Unfortunately, students like Munoz who failed to attend the Dog Days orientation, will likely not attend FSU in the fall. This has been particularly hard on Munoz because he has been working on his degree since 2013.
“It’s not like I’m getting younger. I’d like to get my degree and start my career before I hit 40.”
It’s uncertain how issues like this are affecting enrollment.
However, Dr. Alison Mandaville, English professor at FSU, has noticed some classes are being cut from the roster because of low enrollment and “budget issues.” She speculated FSU’s losing the Savemart Center as a source of revenue may have led to indirect losses, along with expected cuts in state funding.
According to the FSU website, the university has received funds from the CARES act to mitigate losses related to the pandemic and more than $16 million of that money has gone to students.
“We’re really doing the best we can with what we have,” Mandaville emphasized.
President Joseph Castro and his administration could not be reached for comment.
A New Golden Age for Community Colleges
Unlike their more prestigious and well-funded counterparts, community colleges do not rely on high-ticket sources of revenue like room and board, international students, and massive sporting events.
They also generally fare a lot better during times of struggle, specifically when the economy is slumping and unemployment is on the rise. So it is not surprising when Lauren Fishback, Director of Marketing and Public Relations of College of the Sequoias, reports zero financial impacts during the COVID-19 pandemic.
That’s right, COS is doing just fine. And according to students attending universities in the UC system, many are considering making the switch.
“A lot of students are actually dropping out and going to community college just to save money,” Valdez said.
And who could blame them?
Tuition prices at most 4-year universities show no sign of dipping, pandemic or not. So why pay tens of thousands of dollars for a bunch of Zoom classes, when you can take the same courses at a community college for pennies on the dollar?
This is especially relevant for students who did not receive sufficient financial aid and are facing taking on debt to pay for their education.
Leslie Diaz, a Political Science major at UC Berkeley and Tulare County resident, encouraged students to attend community college.
“If you’re going to get loans to attend, I feel like community college is definitely the route,” Diaz concluded. “Because at the end of the day we’ll have the same degree. And even if you do decide to enroll in a university like UC Berkeley right now, it’s not gonna feel like you’re attending.”
Considering all of the above, it’s possible the community colleges like COS may be facing the opposite problem currently plaguing universities: a large surge in student enrollment.
Multiple staff acknowledge a potential influx of students.
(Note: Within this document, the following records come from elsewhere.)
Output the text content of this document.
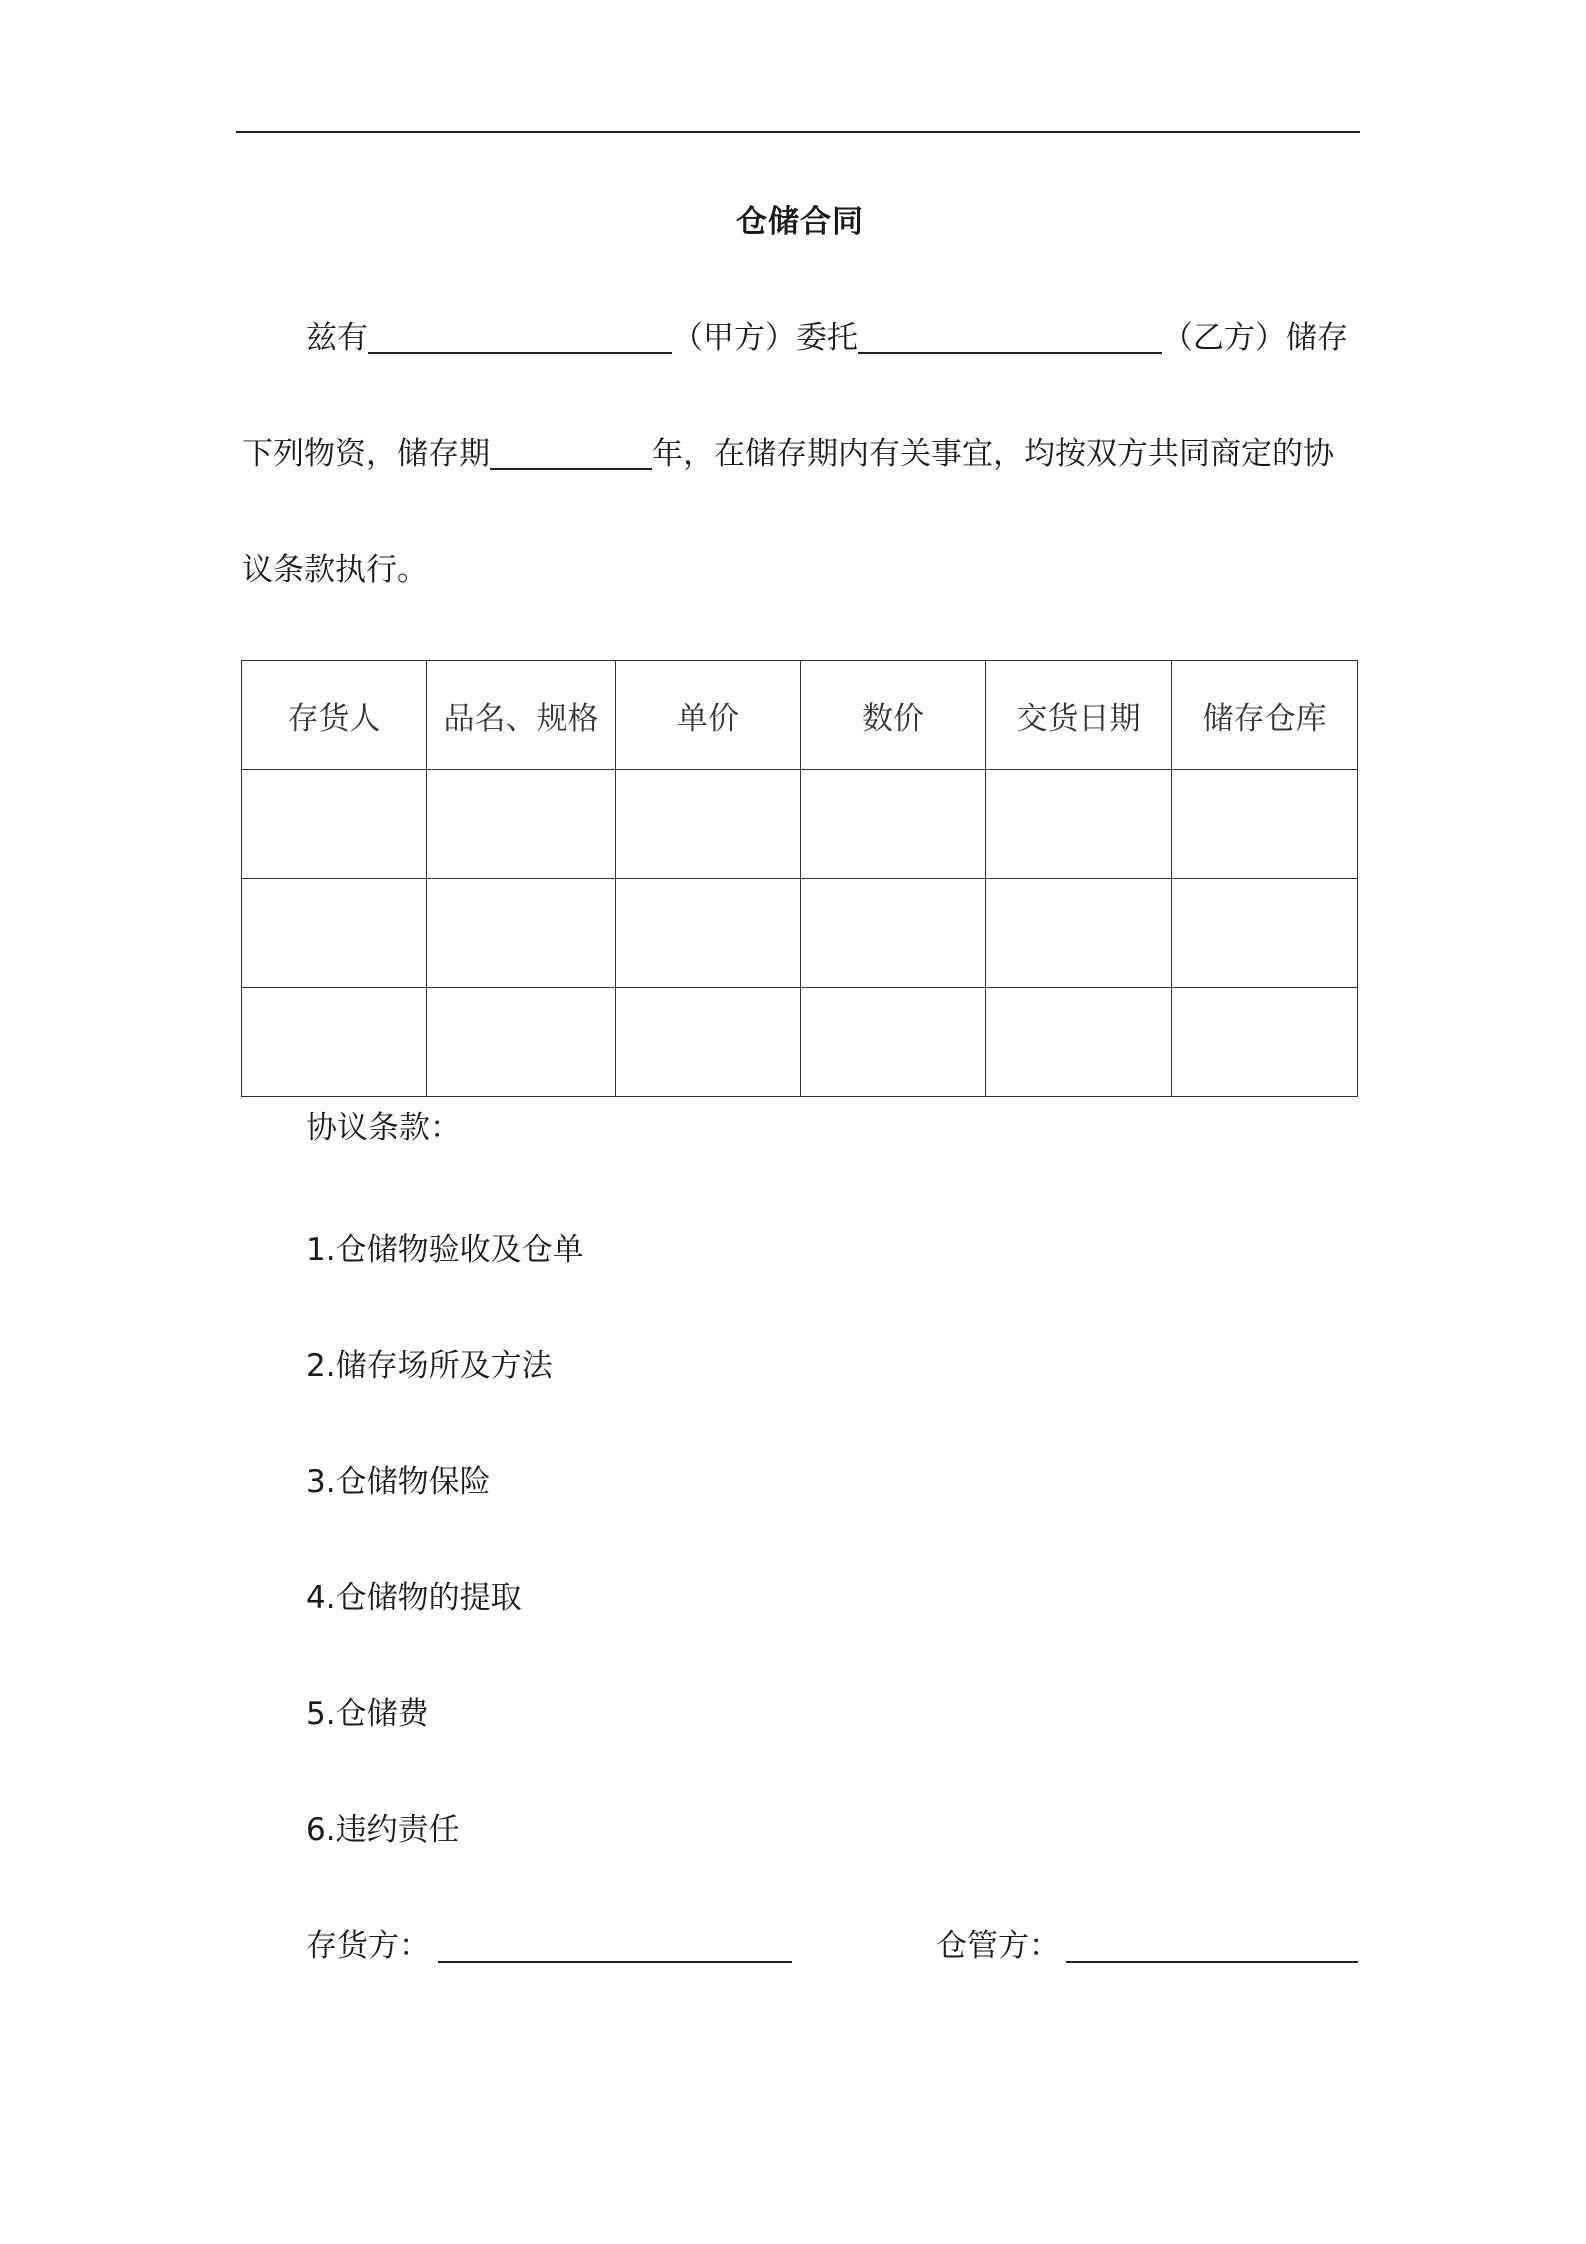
仓储合同
兹有	（甲方）委托	（乙方）储存
下列物资，储存期	年，在储存期内有关事宜，均按双方共同商定的协
议条款执行。
存货人	品名、规格	单价	数价	交货日期	储存仓库

协议条款：
1.仓储物验收及仓单
2.储存场所及方法
3.仓储物保险
4.仓储物的提取
5.仓储费
6.违约责任
存货方：	仓管方：
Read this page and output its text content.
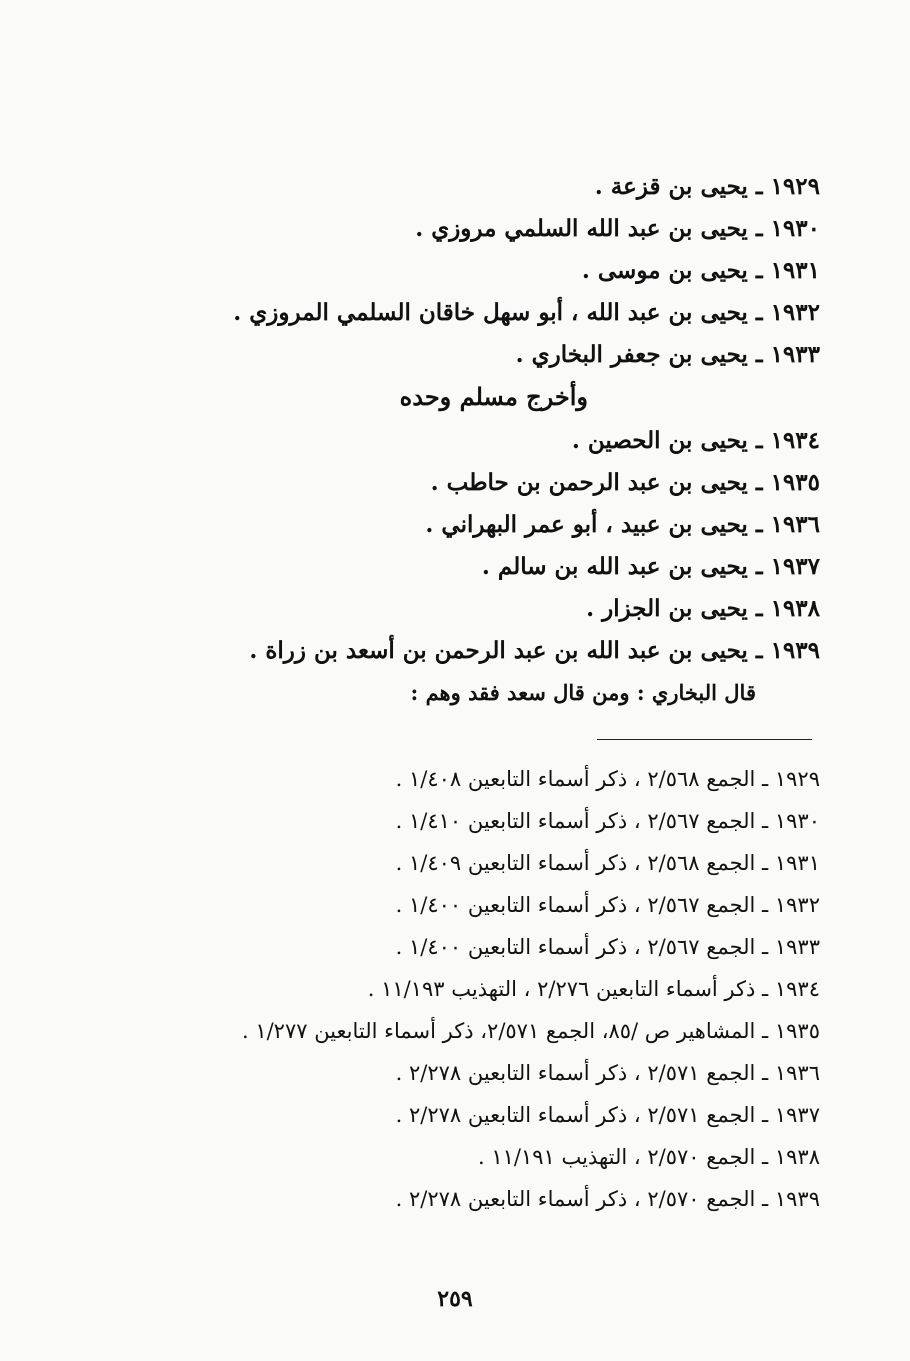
١٩٢٩ ـ يحيى بن قزعة .
١٩٣٠ ـ يحيى بن عبد الله السلمي مروزي .
١٩٣١ ـ يحيى بن موسى .
١٩٣٢ ـ يحيى بن عبد الله ، أبو سهل خاقان السلمي المروزي .
١٩٣٣ ـ يحيى بن جعفر البخاري .
وأخرج مسلم وحده
١٩٣٤ ـ يحيى بن الحصين .
١٩٣٥ ـ يحيى بن عبد الرحمن بن حاطب .
١٩٣٦ ـ يحيى بن عبيد ، أبو عمر البهراني .
١٩٣٧ ـ يحيى بن عبد الله بن سالم .
١٩٣٨ ـ يحيى بن الجزار .
١٩٣٩ ـ يحيى بن عبد الله بن عبد الرحمن بن أسعد بن زراة .
قال البخاري : ومن قال سعد فقد وهم :
١٩٢٩ ـ الجمع ٢/٥٦٨ ، ذكر أسماء التابعين ١/٤٠٨ .
١٩٣٠ ـ الجمع ٢/٥٦٧ ، ذكر أسماء التابعين ١/٤١٠ .
١٩٣١ ـ الجمع ٢/٥٦٨ ، ذكر أسماء التابعين ١/٤٠٩ .
١٩٣٢ ـ الجمع ٢/٥٦٧ ، ذكر أسماء التابعين ١/٤٠٠ .
١٩٣٣ ـ الجمع ٢/٥٦٧ ، ذكر أسماء التابعين ١/٤٠٠ .
١٩٣٤ ـ ذكر أسماء التابعين ٢/٢٧٦ ، التهذيب ١١/١٩٣ .
١٩٣٥ ـ المشاهير ص /٨٥، الجمع ٢/٥٧١، ذكر أسماء التابعين ١/٢٧٧ .
١٩٣٦ ـ الجمع ٢/٥٧١ ، ذكر أسماء التابعين ٢/٢٧٨ .
١٩٣٧ ـ الجمع ٢/٥٧١ ، ذكر أسماء التابعين ٢/٢٧٨ .
١٩٣٨ ـ الجمع ٢/٥٧٠ ، التهذيب ١١/١٩١ .
١٩٣٩ ـ الجمع ٢/٥٧٠ ، ذكر أسماء التابعين ٢/٢٧٨ .
٢٥٩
But there doesn’t seem to be much concern about whether or not COS can handle the increase of incoming students.
“We’re always growing,” Juan Vasquez, Dean of Student Services at College of the Sequoias explained. “COS is and will be prepared to support all students in an equitable way.”
This confidence may stem from the community college’s unique financial situation. Because COS did not suffer any financial impacts, much of the money received from the CARES Act did not go into refunding students like at 4-year universities. Instead, that money went directly into students’ pockets.
“We were literally calling students and telling them, ‘Hey, we have money for you,’” Vasquez said.
A total of $1,929,500 was distributed to eligible students in the month of May. Another $591,500 was disbursed in June.
According to Fishback, there are currently discussions at the administration level on giving even more financial support for COS students this Fall and in the Spring 2021 term.
And because no funds from the CARES act went towards financial losses, COS has about $4 million to put towards improving and easing the costs of transitioning to a remote learning environment.